Mark A. Garcia, “Of Doorposts and Hinges: Calvin on Union with Christ.” (2009).
In this unpublished paper, Garcia argues Calvin saw both justification and sanctification flow from a single union with Christ: “The blessings of union with Christ, then, are distinct, inseparable, and simultaneously bestowed” (5). It is not the case that Justification is the basis for union with Christ, but the reverse. The question then arises: how does one make sense of Calvin’s statement that justification is “the main hinge on which religion turns,” “the sum of all piety,” and even “the foundation for all godliness?” Garcia argues that the meaning of “religion,” piety,” and “godliness” are important here. When Calvin speaks of religion here he is not speaking in terms of a theological system but in terms of the Christian life Theologically, justification is not the ground of sanctification, but experientially it is. “To see this, one needs only to turn to Calvin’s brilliant treatment of justification in his Institutes, Book 3, and note that whenever he uses language that suggests, at first sight, that justification is central to salvation or the Christian faith, or that justification causes sanctification, one finds that he has this experiential, not theological (as distinguished above), connection in view. In fact, in places where he does turn to the theological relationship, and one perhaps expects him to ground sanctification in justification, one discovers instead that he turns not to justification but to union with Christ, even in the midst of his treatment of justification” (12).

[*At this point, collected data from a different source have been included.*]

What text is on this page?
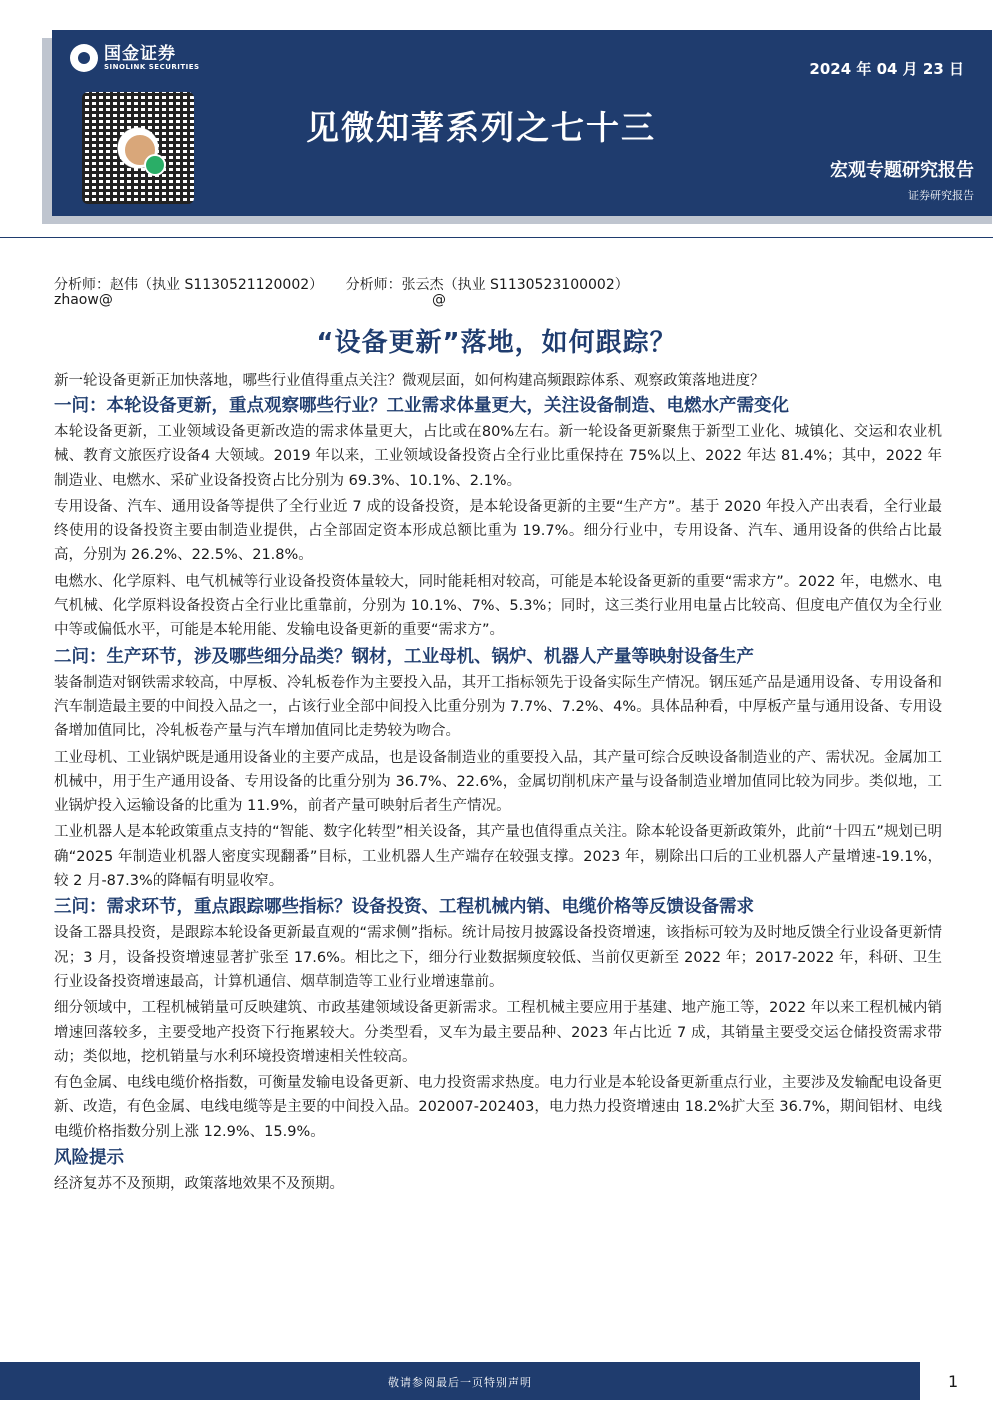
国金证券
SINOLINK SECURITIES	2024 年 04 月 23 日
见微知著系列之七十三
宏观专题研究报告
证券研究报告
分析师：赵伟（执业 S1130521120002） 分析师：张云杰（执业 S1130523100002）
zhaow@	@
“设备更新”落地，如何跟踪？

新一轮设备更新正加快落地，哪些行业值得重点关注？微观层面，如何构建高频跟踪体系、观察政策落地进度？

一问：本轮设备更新，重点观察哪些行业？工业需求体量更大，关注设备制造、电燃水产需变化

本轮设备更新，工业领域设备更新改造的需求体量更大，占比或在80%左右。新一轮设备更新聚焦于新型工业化、城镇化、交运和农业机械、教育文旅医疗设备4 大领域。2019 年以来，工业领域设备投资占全行业比重保持在 75%以上、2022 年达 81.4%；其中，2022 年制造业、电燃水、采矿业设备投资占比分别为 69.3%、10.1%、2.1%。

专用设备、汽车、通用设备等提供了全行业近 7 成的设备投资，是本轮设备更新的主要“生产方”。基于 2020 年投入产出表看，全行业最终使用的设备投资主要由制造业提供，占全部固定资本形成总额比重为 19.7%。细分行业中，专用设备、汽车、通用设备的供给占比最高，分别为 26.2%、22.5%、21.8%。

电燃水、化学原料、电气机械等行业设备投资体量较大，同时能耗相对较高，可能是本轮设备更新的重要“需求方”。2022 年，电燃水、电气机械、化学原料设备投资占全行业比重靠前，分别为 10.1%、7%、5.3%；同时，这三类行业用电量占比较高、但度电产值仅为全行业中等或偏低水平，可能是本轮用能、发输电设备更新的重要“需求方”。

二问：生产环节，涉及哪些细分品类？钢材，工业母机、锅炉、机器人产量等映射设备生产

装备制造对钢铁需求较高，中厚板、冷轧板卷作为主要投入品，其开工指标领先于设备实际生产情况。钢压延产品是通用设备、专用设备和汽车制造最主要的中间投入品之一，占该行业全部中间投入比重分别为 7.7%、7.2%、4%。具体品种看，中厚板产量与通用设备、专用设备增加值同比，冷轧板卷产量与汽车增加值同比走势较为吻合。

工业母机、工业锅炉既是通用设备业的主要产成品，也是设备制造业的重要投入品，其产量可综合反映设备制造业的产、需状况。金属加工机械中，用于生产通用设备、专用设备的比重分别为 36.7%、22.6%，金属切削机床产量与设备制造业增加值同比较为同步。类似地，工业锅炉投入运输设备的比重为 11.9%，前者产量可映射后者生产情况。

工业机器人是本轮政策重点支持的“智能、数字化转型”相关设备，其产量也值得重点关注。除本轮设备更新政策外，此前“十四五”规划已明确“2025 年制造业机器人密度实现翻番”目标，工业机器人生产端存在较强支撑。2023 年，剔除出口后的工业机器人产量增速-19.1%，较 2 月-87.3%的降幅有明显收窄。

三问：需求环节，重点跟踪哪些指标？设备投资、工程机械内销、电缆价格等反馈设备需求

设备工器具投资，是跟踪本轮设备更新最直观的“需求侧”指标。统计局按月披露设备投资增速，该指标可较为及时地反馈全行业设备更新情况；3 月，设备投资增速显著扩张至 17.6%。相比之下，细分行业数据频度较低、当前仅更新至 2022 年；2017-2022 年，科研、卫生行业设备投资增速最高，计算机通信、烟草制造等工业行业增速靠前。

细分领域中，工程机械销量可反映建筑、市政基建领域设备更新需求。工程机械主要应用于基建、地产施工等，2022 年以来工程机械内销增速回落较多，主要受地产投资下行拖累较大。分类型看，叉车为最主要品种、2023 年占比近 7 成，其销量主要受交运仓储投资需求带动；类似地，挖机销量与水利环境投资增速相关性较高。

有色金属、电线电缆价格指数，可衡量发输电设备更新、电力投资需求热度。电力行业是本轮设备更新重点行业，主要涉及发输配电设备更新、改造，有色金属、电线电缆等是主要的中间投入品。202007-202403，电力热力投资增速由 18.2%扩大至 36.7%，期间铝材、电线电缆价格指数分别上涨 12.9%、15.9%。

风险提示

经济复苏不及预期，政策落地效果不及预期。

敬请参阅最后一页特别声明	1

But what does it mean to say that justification is the experiential foundation for Christian piety? Garcia explains: “justification by faith alone affords the believer the necessary and essential confidence before God, the secure and stable foundation of a pure conscience, that spurs him on in the pursuit of piety and walking in holiness.” And why is Calvin concerned to maintain this? Because he desired to combat the Roman Catholic claim that the Protestant view of justification resulted in a legal fiction with no real impact on holy living.
Garcia, Mark A. “Imputation and the Christology of Union with Christ: Calvin, Osiander and the Contemporary Quest for a Reformed Model.” Westminster Theological Journal 68 (2006): 219-51.
In this article Garcia challenges those who think they can replace the concept of imputation with that of union with Christ (N. T. Wright, Don Garlington, Richard Hays, etc.). Garcia objects that these interpreters too often fail to probe what the nature of union with Christ is, which is a necessary step prior to determining whether imputation is necessary. As a way of answering the question of the nature of the union, Garcia examines Calvin’s controversy with Osiander, an extreme Lutheran. In the course of this study, Garcia observes that Calvin brought together his view of union with Christ with his debate with the Lutherans regarding their insistence on the ubiquity of Christ’s human nature and its presence in the Lord’s Supper. In contrast to the Lutherans, the Reformed held that what is true of the natures of Christ are attributed to the Person. Analogously (but only analogously since our union with Christ is not hypostatic), the righteousness of Christ is attributed to those in union with him on the grounds that they are in union with him. But to say this is simply to say that Christ’s righteousness is imputed to us. In other words, imputation works along with union with Christ rather than apart from it. It is an important theological concept because it reminds us that even though there is union “two distinct beings are always in view.”